1. ✅ Ingérer données massives OpenFoodFacts
2. ✅ Nettoyer et normaliser (Silver)
3. ✅ Charger dans datamart MySQL (Gold)
4. ✅ Analyser qualité des données
5. ✅ Exécuter requêtes analytiques

## 1. Configuration & Imports

In [None]:
# Imports standards
import sys
import os
import logging
from pathlib import Path

# PySpark
from pyspark.sql import SparkSession
from pyspark.sql import functions as F
from pyspark.sql import Window

# Ajout du module etl au path
project_root = Path(os.getcwd()).parent
sys.path.insert(0, str(project_root))

# Import module ETL
from etl.utils import setup_logger, create_spark_session
from etl.settings import BRONZE_PATH, SILVER_PATH, JDBC_URL, JDBC_PROPERTIES
from etl.schema_bronze import get_bronze_schema

# Configuration logging
logger = setup_logger("OFF_Notebook", logging.INFO)
logger.info("✓ Imports completed")

In [None]:
# Création Spark Session
spark = create_spark_session("OFF_Workshop_Notebook")

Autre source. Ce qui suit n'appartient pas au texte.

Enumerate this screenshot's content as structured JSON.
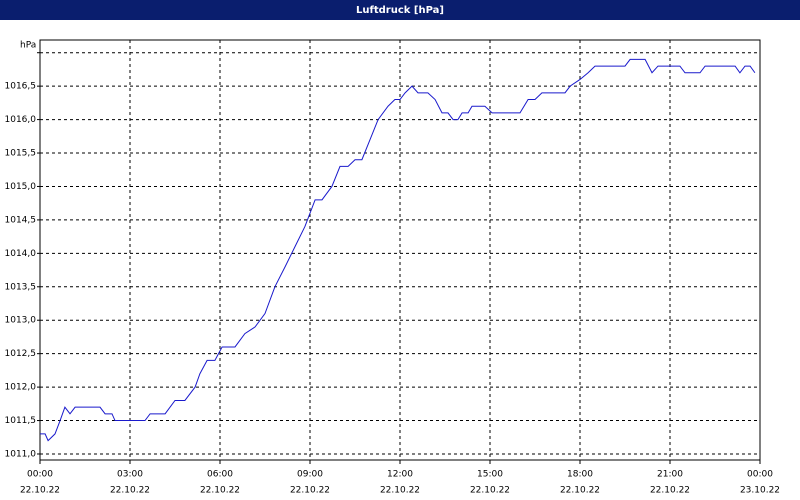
{
  "chart_data": {
    "type": "line",
    "title": "Luftdruck [hPa]",
    "y_label": "hPa",
    "x": [
      0,
      0.17,
      0.27,
      0.5,
      0.67,
      0.83,
      1.0,
      1.17,
      2.0,
      2.17,
      2.4,
      2.5,
      3.5,
      3.67,
      4.17,
      4.5,
      4.83,
      5.17,
      5.33,
      5.57,
      5.83,
      6.07,
      6.5,
      6.83,
      7.17,
      7.5,
      7.83,
      8.17,
      8.5,
      8.83,
      9.17,
      9.4,
      9.73,
      10.0,
      10.27,
      10.5,
      10.73,
      11.0,
      11.27,
      11.6,
      11.83,
      12.0,
      12.17,
      12.4,
      12.6,
      12.93,
      13.17,
      13.4,
      13.6,
      13.77,
      13.93,
      14.07,
      14.27,
      14.4,
      14.83,
      15.07,
      16.0,
      16.27,
      16.5,
      16.73,
      17.5,
      17.67,
      18.0,
      18.27,
      18.5,
      19.5,
      19.67,
      20.17,
      20.4,
      20.6,
      21.33,
      21.5,
      22.0,
      22.17,
      23.17,
      23.33,
      23.5,
      23.67,
      23.83
    ],
    "series": [
      {
        "name": "Luftdruck",
        "color": "#1a1acc",
        "values": [
          1011.3,
          1011.3,
          1011.2,
          1011.3,
          1011.5,
          1011.7,
          1011.6,
          1011.7,
          1011.7,
          1011.6,
          1011.6,
          1011.5,
          1011.5,
          1011.6,
          1011.6,
          1011.8,
          1011.8,
          1012.0,
          1012.2,
          1012.4,
          1012.4,
          1012.6,
          1012.6,
          1012.8,
          1012.9,
          1013.1,
          1013.5,
          1013.8,
          1014.1,
          1014.4,
          1014.8,
          1014.8,
          1015.0,
          1015.3,
          1015.3,
          1015.4,
          1015.4,
          1015.7,
          1016.0,
          1016.2,
          1016.3,
          1016.3,
          1016.4,
          1016.5,
          1016.4,
          1016.4,
          1016.3,
          1016.1,
          1016.1,
          1016.0,
          1016.0,
          1016.1,
          1016.1,
          1016.2,
          1016.2,
          1016.1,
          1016.1,
          1016.3,
          1016.3,
          1016.4,
          1016.4,
          1016.5,
          1016.6,
          1016.7,
          1016.8,
          1016.8,
          1016.9,
          1016.9,
          1016.7,
          1016.8,
          1016.8,
          1016.7,
          1016.7,
          1016.8,
          1016.8,
          1016.7,
          1016.8,
          1016.8,
          1016.7
        ]
      }
    ],
    "xlim": [
      0,
      24
    ],
    "ylim": [
      1010.91,
      1017.19
    ],
    "xticks": [
      {
        "value": 0,
        "label": "00:00",
        "date": "22.10.22"
      },
      {
        "value": 3,
        "label": "03:00",
        "date": "22.10.22"
      },
      {
        "value": 6,
        "label": "06:00",
        "date": "22.10.22"
      },
      {
        "value": 9,
        "label": "09:00",
        "date": "22.10.22"
      },
      {
        "value": 12,
        "label": "12:00",
        "date": "22.10.22"
      },
      {
        "value": 15,
        "label": "15:00",
        "date": "22.10.22"
      },
      {
        "value": 18,
        "label": "18:00",
        "date": "22.10.22"
      },
      {
        "value": 21,
        "label": "21:00",
        "date": "22.10.22"
      },
      {
        "value": 24,
        "label": "00:00",
        "date": "23.10.22"
      }
    ],
    "yticks": [
      {
        "value": 1011.0,
        "label": "1011,0"
      },
      {
        "value": 1011.5,
        "label": "1011,5"
      },
      {
        "value": 1012.0,
        "label": "1012,0"
      },
      {
        "value": 1012.5,
        "label": "1012,5"
      },
      {
        "value": 1013.0,
        "label": "1013,0"
      },
      {
        "value": 1013.5,
        "label": "1013,5"
      },
      {
        "value": 1014.0,
        "label": "1014,0"
      },
      {
        "value": 1014.5,
        "label": "1014,5"
      },
      {
        "value": 1015.0,
        "label": "1015,0"
      },
      {
        "value": 1015.5,
        "label": "1015,5"
      },
      {
        "value": 1016.0,
        "label": "1016,0"
      },
      {
        "value": 1016.5,
        "label": "1016,5"
      },
      {
        "value": 1017.0,
        "label": null
      }
    ],
    "grid": true
  }
}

print(f"Spark Version: {spark.version}")
print(f"Spark UI: http://localhost:4040")
logger.info("✓ Spark Session created")

## 2. Configuration Paths & Database

In [None]:
# Chemins (relatifs au projet)
base_dir = project_root
raw_input_path = str(base_dir / "tests" / "sample_data.jsonl")
bronze_path = str(base_dir / "data" / "bronze")
silver_path = str(base_dir / "data" / "silver")

# Configuration MySQL
db_config = {
    "host": "localhost",
    "port": 3306,
    "database": "off_datamart",
    "user": "root",
    "password": "password"  # ⚠️ Changez-moi en production !
}

jdbc_url = f"jdbc:mysql://{db_config['host']}:{db_config['port']}/{db_config['database']}"
db_props = {
    "user": db_config["user"],
    "password": db_config["password"],
    "driver": "com.mysql.cj.jdbc.Driver"
}

print(f"Input file: {raw_input_path}")
print(f"Bronze path: {bronze_path}")
print(f"Silver path: {silver_path}")
print(f"MySQL: {db_config['host']}:{db_config['port']}/{db_config['database']}")

# Vérifier que le fichier d'entrée existe
if not os.path.exists(raw_input_path):
    print(f"⚠️ WARNING: Input file not found: {raw_input_path}")
else:
    print(f"✓ Input file found")

---

# BRONZE LAYER - Ingestion Raw Data

**Objectif:** Lire les données brutes JSON/JSONL avec un schéma explicite (pas d'inférence)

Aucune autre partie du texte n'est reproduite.